Mark’s voice fills the bathroom. “We had three tips come in over the last six hours, all claiming to have seen a woman baring a striking resemblance to Michelle Jenkins in one of the homeless setups under the FDR near the seaport. One tip said she seemed homeless and mentally impaired. Another said she looked like a drug addict in a bad way. Hiding down there, getting mixed up in a bad crowd and drugs would explain how she’s gone off the radar for ten days.”

Relief courses through me. My chest feels a million pounds lighter. “Please tell me someone is on their way to pick her up?” I ask, grabbing my towel from the hook.

There’s a commotion in the background. “They’ve sent a few units,” he says quickly. “Listen, I need to run. I’ll call you as soon as I have more information.”

Devin is practically a shining beacon of hope as she bounces on the balls of her feet anxiously. “Oh my God, Sebastian.” Her voice is full of relief. “They’ve finally found her. It’s almost over.”

Her extreme hopefulness has me alarmed. It’s the most optimistic I’ve seen her since that night in my office before everything imploded. The ever-present shadows typically haunting her eyes seem to be absent in this moment.

Securing the towel around my waist, I close the distance between us and rest my hands on her shoulders. “Devin, this may turn out to be nothing, so please don’t get your hopes up yet.”

“Three tips, Sebastian. Not one... Three. This has to be her.”

If this pans out to be nothing, the fall from this little bit of light will be long, far, and hard.

I slide my hands down her arms to her hands and clasp them in mine. “I need you to listen to me, princess.”

Letting my words hang in the air, I wait until she looks into my eyes. “Please, don’t get your hopes up too high. There’s a chance this isn’t her. In everything we’ve learned about Crystal, drug use has never come up. This could just be a look-alike situation.”

She nods, and her face turns a little somber. “You’re right. It could be nothing.”

Twenty minutes later, we’re sitting in a thick silence in the living room, waiting as patiently as possible for something from Mark or Lance or anyone. The moment Devin’s phone rings, cutting through the silence, our heads snap, in unison, to where it sits on the coffee table. Devin’s eyes linger on it for a moment before she reaches for it and answers.

“Hello?”

The call is on speaker, so Mark’s voice booms in the room. “They just picked her up.”

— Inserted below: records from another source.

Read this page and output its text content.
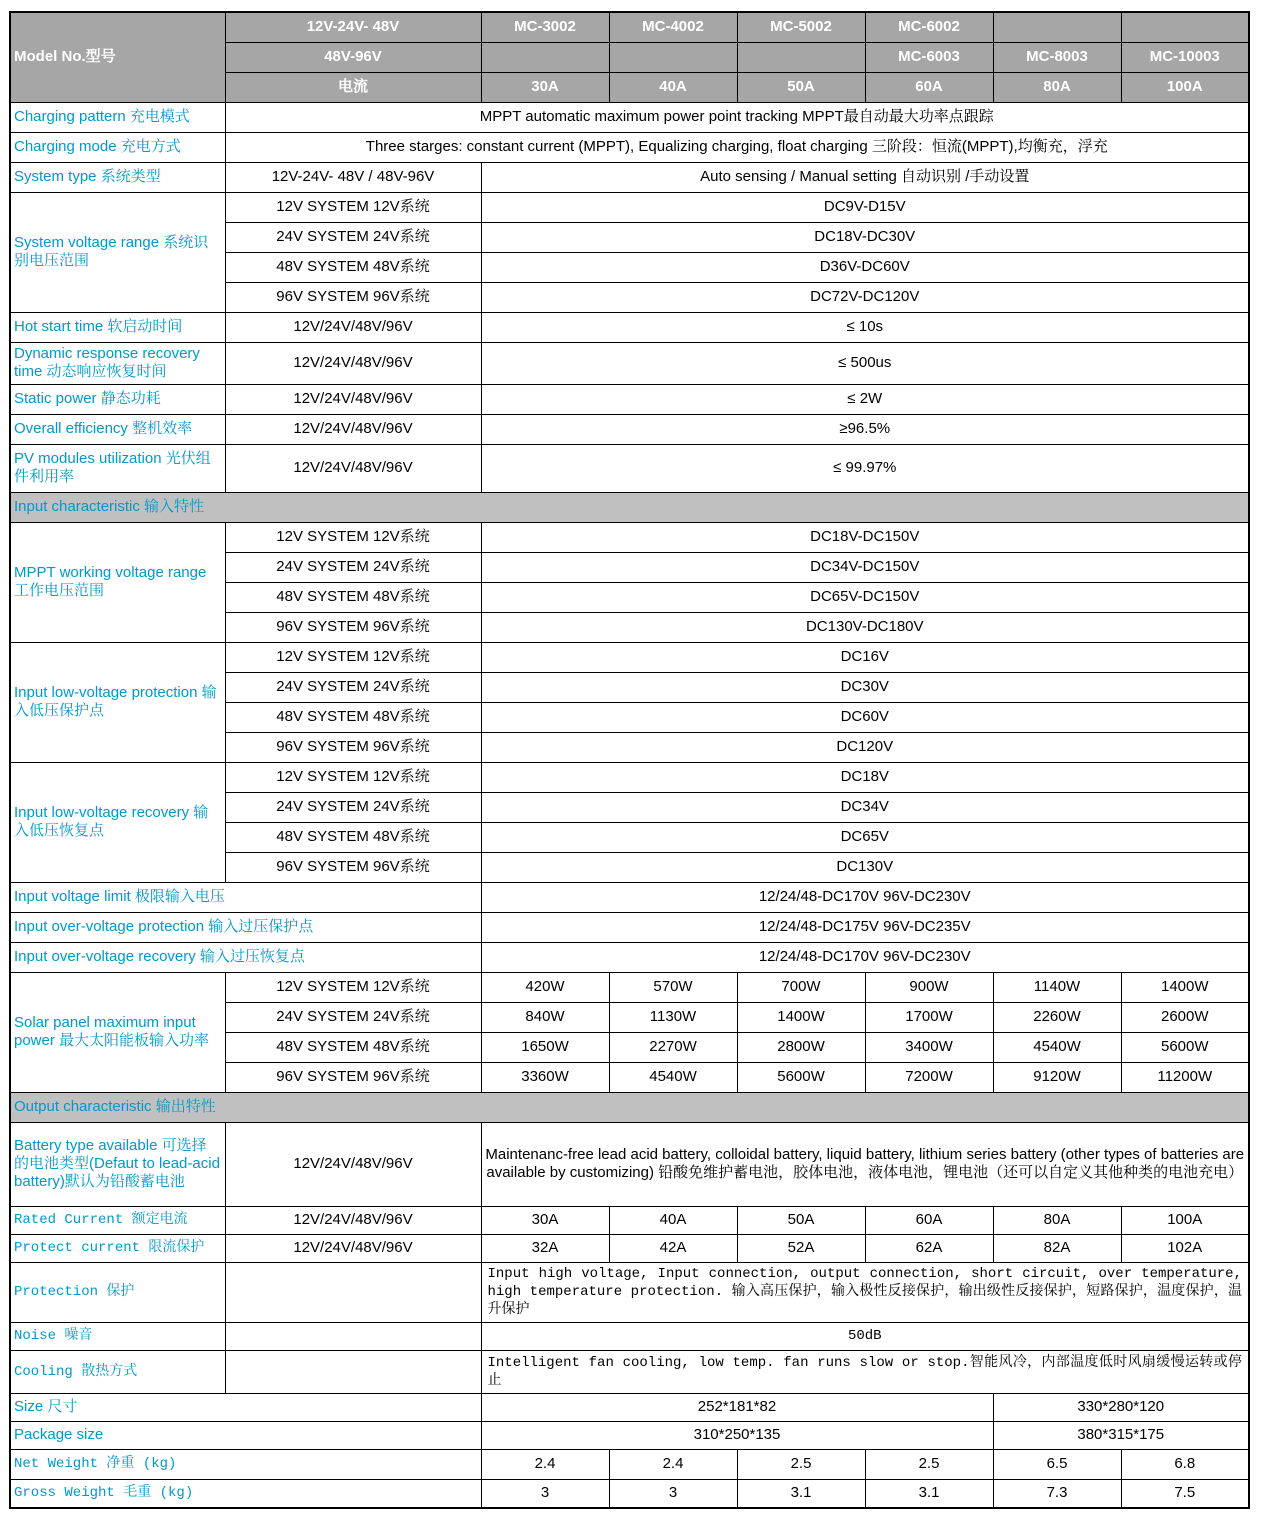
Model No.型号	12V-24V- 48V	MC-3002	MC-4002	MC-5002	MC-6002		
	48V-96V				MC-6003	MC-8003	MC-10003
	电流	30A	40A	50A	60A	80A	100A
Charging pattern 充电模式	MPPT automatic maximum power point tracking MPPT最自动最大功率点跟踪						
Charging mode 充电方式	Three starges: constant current (MPPT), Equalizing charging, float charging 三阶段：恒流(MPPT),均衡充，浮充						
System type 系统类型	12V-24V- 48V / 48V-96V	Auto sensing / Manual setting 自动识别 /手动设置					
System voltage range 系统识别电压范围	12V SYSTEM 12V系统	DC9V-D15V					
	24V SYSTEM 24V系统	DC18V-DC30V					
	48V SYSTEM 48V系统	D36V-DC60V					
	96V SYSTEM 96V系统	DC72V-DC120V					
Hot start time 软启动时间	12V/24V/48V/96V	≤ 10s					
Dynamic response recovery time 动态响应恢复时间	12V/24V/48V/96V	≤ 500us					
Static power 静态功耗	12V/24V/48V/96V	≤ 2W					
Overall efficiency 整机效率	12V/24V/48V/96V	≥96.5%					
PV modules utilization 光伏组件利用率	12V/24V/48V/96V	≤ 99.97%					
Input characteristic 输入特性							
MPPT working voltage range 工作电压范围	12V SYSTEM 12V系统	DC18V-DC150V					
	24V SYSTEM 24V系统	DC34V-DC150V					
	48V SYSTEM 48V系统	DC65V-DC150V					
	96V SYSTEM 96V系统	DC130V-DC180V					
Input low-voltage protection 输入低压保护点	12V SYSTEM 12V系统	DC16V					
	24V SYSTEM 24V系统	DC30V					
	48V SYSTEM 48V系统	DC60V					
	96V SYSTEM 96V系统	DC120V					
Input low-voltage recovery 输入低压恢复点	12V SYSTEM 12V系统	DC18V					
	24V SYSTEM 24V系统	DC34V					
	48V SYSTEM 48V系统	DC65V					
	96V SYSTEM 96V系统	DC130V					
Input voltage limit 极限输入电压		12/24/48-DC170V 96V-DC230V					
Input over-voltage protection 输入过压保护点		12/24/48-DC175V 96V-DC235V					
Input over-voltage recovery 输入过压恢复点		12/24/48-DC170V 96V-DC230V					
Solar panel maximum input power 最大太阳能板输入功率	12V SYSTEM 12V系统	420W	570W	700W	900W	1140W	1400W
	24V SYSTEM 24V系统	840W	1130W	1400W	1700W	2260W	2600W
	48V SYSTEM 48V系统	1650W	2270W	2800W	3400W	4540W	5600W
	96V SYSTEM 96V系统	3360W	4540W	5600W	7200W	9120W	11200W
Output characteristic 输出特性							
Battery type available 可选择的电池类型(Defaut to lead-acid battery)默认为铅酸蓄电池	12V/24V/48V/96V	Maintenanc-free lead acid battery, colloidal battery, liquid battery, lithium series battery (other types of batteries are available by customizing) 铅酸免维护蓄电池，胶体电池，液体电池，锂电池（还可以自定义其他种类的电池充电）					
Rated Current 额定电流	12V/24V/48V/96V	30A	40A	50A	60A	80A	100A
Protect current 限流保护	12V/24V/48V/96V	32A	42A	52A	62A	82A	102A
Protection 保护		Input high voltage, Input connection, output connection, short circuit, over temperature, high temperature protection. 输入高压保护，输入极性反接保护，输出级性反接保护，短路保护，温度保护，温升保护					
Noise 噪音		50dB					
Cooling 散热方式		Intelligent fan cooling, low temp. fan runs slow or stop.智能风冷，内部温度低时风扇缓慢运转或停止					
Size 尺寸		252*181*82				330*280*120	
Package size		310*250*135				380*315*175	
Net Weight 净重 (kg)		2.4	2.4	2.5	2.5	6.5	6.8
Gross Weight 毛重 (kg)		3	3	3.1	3.1	7.3	7.5
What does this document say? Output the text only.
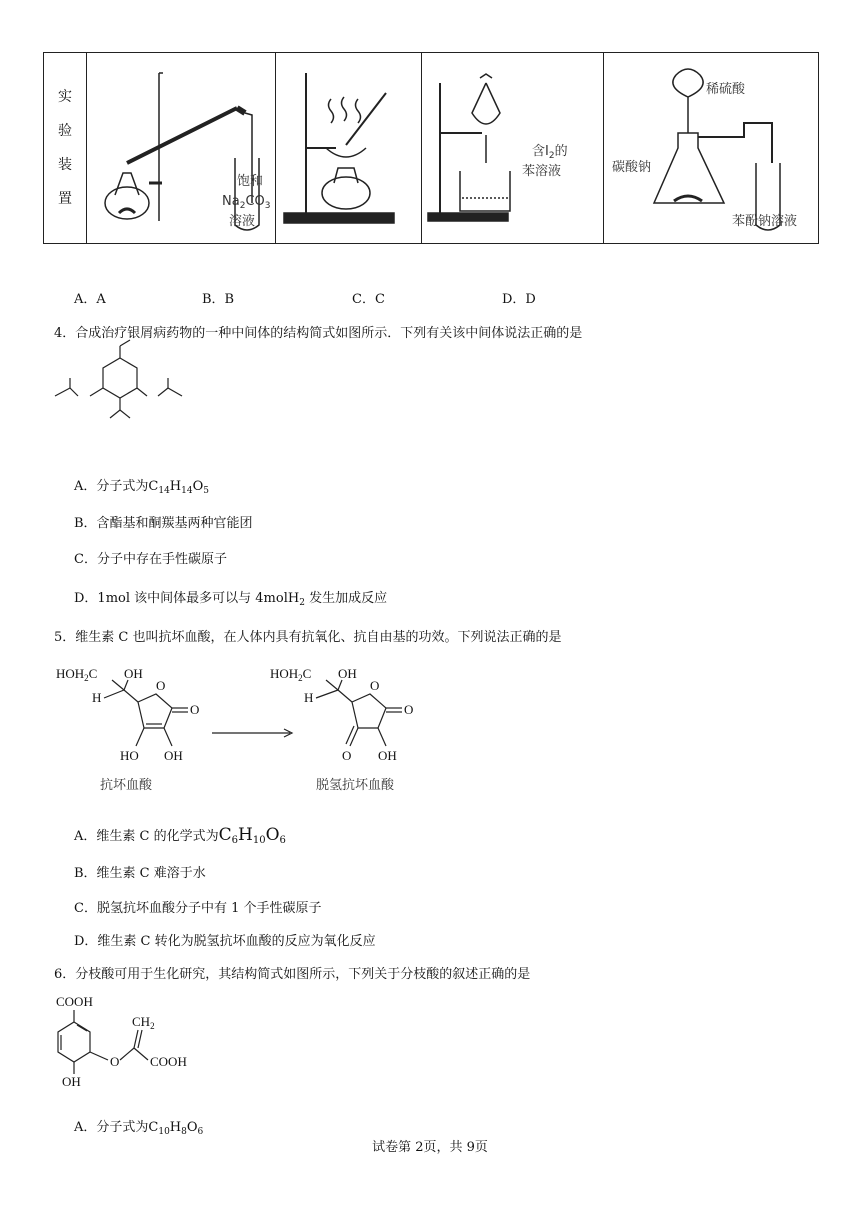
实
验
装
置

饱和
$Na_2CO_3$
溶液

含$I_2$的
苯溶液

稀硫酸
碳酸钠
苯酚钠溶液
A．A	B．B	C．C	D．D
4．合成治疗银屑病药物的一种中间体的结构简式如图所示．下列有关该中间体说法正确的是
A．分子式为$C_{14}H_{14}O_5$
B．含酯基和酮羰基两种官能团
C．分子中存在手性碳原子
D．1mol 该中间体最多可以与 4molH$_2$ 发生加成反应
5．维生素 C 也叫抗坏血酸，在人体内具有抗氧化、抗自由基的功效。下列说法正确的是
$HOH_2C$ OH
H
O
O
HO OH
$HOH_2C$ OH
H
O
O
O OH
抗坏血酸	脱氢抗坏血酸
A．维生素 C 的化学式为$C_6H_{10}O_6$
B．维生素 C 难溶于水
C．脱氢抗坏血酸分子中有 1 个手性碳原子
D．维生素 C 转化为脱氢抗坏血酸的反应为氧化反应
6．分枝酸可用于生化研究，其结构简式如图所示，下列关于分枝酸的叙述正确的是
COOH
O
$CH_2$
COOH
OH
A．分子式为$C_{10}H_8O_6$
试卷第 2页，共 9页
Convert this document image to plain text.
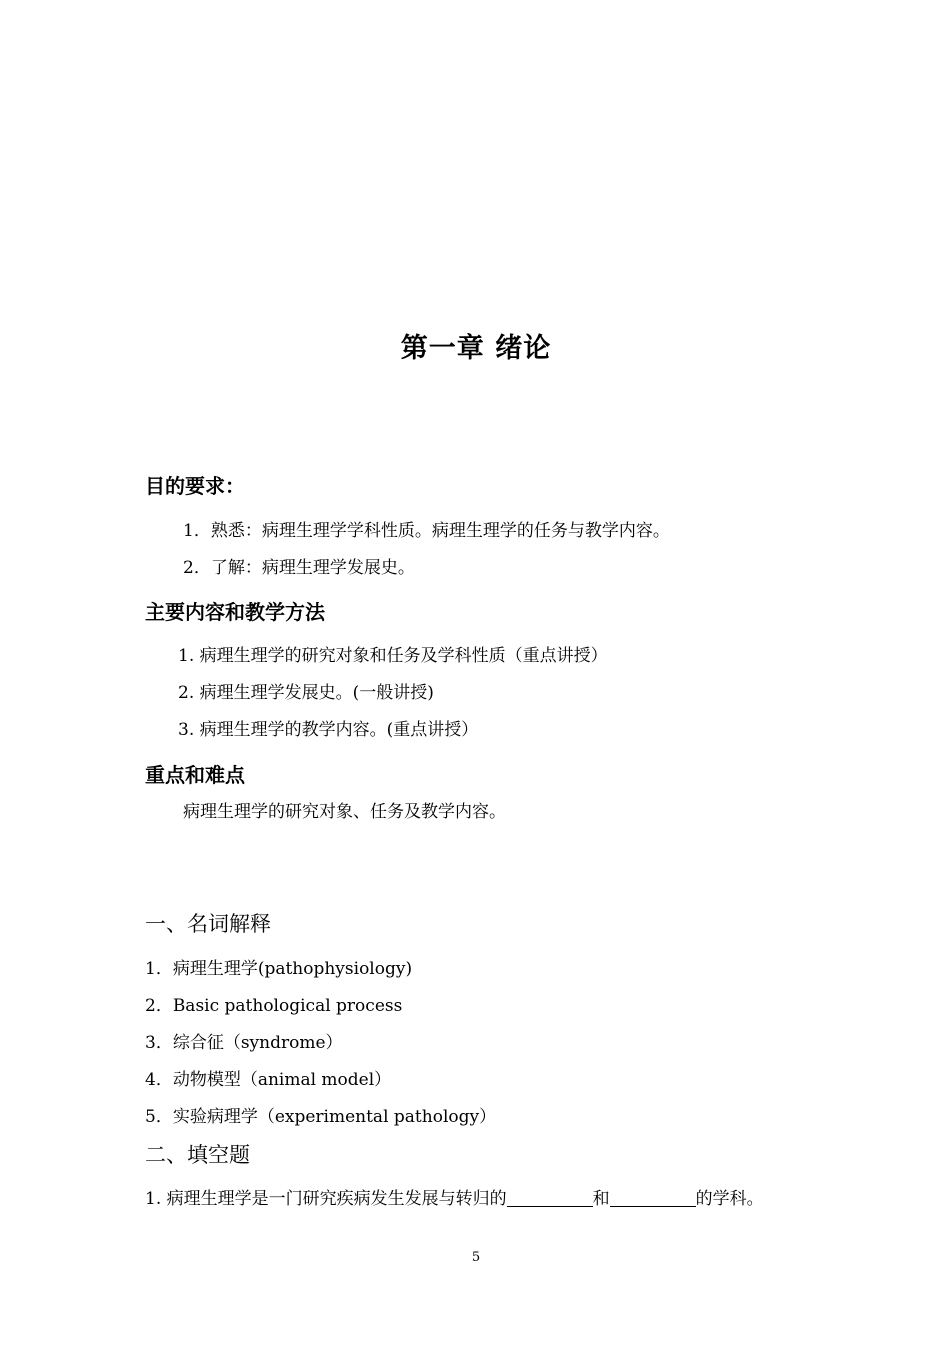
第一章 绪论
目的要求：

1．熟悉：病理生理学学科性质。病理生理学的任务与教学内容。

2．了解：病理生理学发展史。

主要内容和教学方法

1. 病理生理学的研究对象和任务及学科性质（重点讲授）

2. 病理生理学发展史。(一般讲授)

3. 病理生理学的教学内容。(重点讲授）

重点和难点

病理生理学的研究对象、任务及教学内容。

一、名词解释

1．病理生理学(pathophysiology)

2．Basic pathological process

3．综合征（syndrome）

4．动物模型（animal model）

5．实验病理学（experimental pathology）

二、填空题

1. 病理生理学是一门研究疾病发生发展与转归的	和	的学科。

5
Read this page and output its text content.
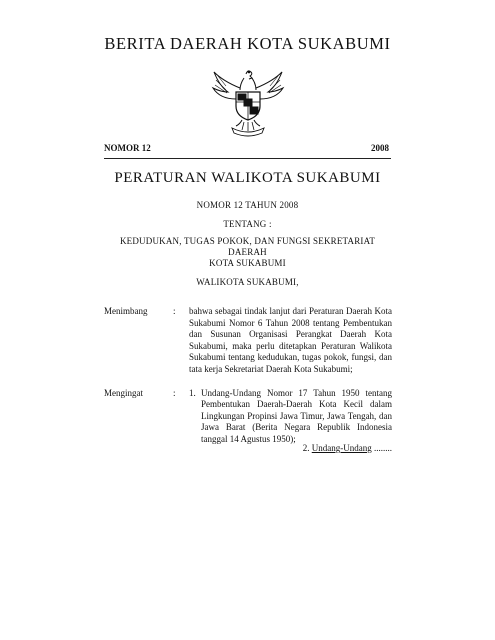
BERITA DAERAH KOTA SUKABUMI
NOMOR 12	2008
PERATURAN WALIKOTA SUKABUMI
NOMOR 12 TAHUN 2008
TENTANG :
KEDUDUKAN, TUGAS POKOK, DAN FUNGSI SEKRETARIAT DAERAH
KOTA SUKABUMI
WALIKOTA SUKABUMI,
Menimbang	: bahwa sebagai tindak lanjut dari Peraturan Daerah Kota Sukabumi Nomor 6 Tahun 2008 tentang Pembentukan dan Susunan Organisasi Perangkat Daerah Kota Sukabumi, maka perlu ditetapkan Peraturan Walikota Sukabumi tentang kedudukan, tugas pokok, fungsi, dan tata kerja Sekretariat Daerah Kota Sukabumi;
Mengingat	: 1. Undang-Undang Nomor 17 Tahun 1950 tentang Pembentukan Daerah-Daerah Kota Kecil dalam Lingkungan Propinsi Jawa Timur, Jawa Tengah, dan Jawa Barat (Berita Negara Republik Indonesia tanggal 14 Agustus 1950);
2. Undang-Undang ........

“Is it her?” Devin asks on bated breath.

“She had her license and Midtown ID on her when they arrested her,” he says. “It’s her. We’ve got her, Dev.”

Her eyes go wide before she drops the phone in her lap. Her sad brown eyes glisten with tears that free-fall down her cheeks.

Her shoulders sag as she sobs into her hands. When she looks back up at me, I feel tears start to prick in my own eyes as she says, “They got her, Sebastian.”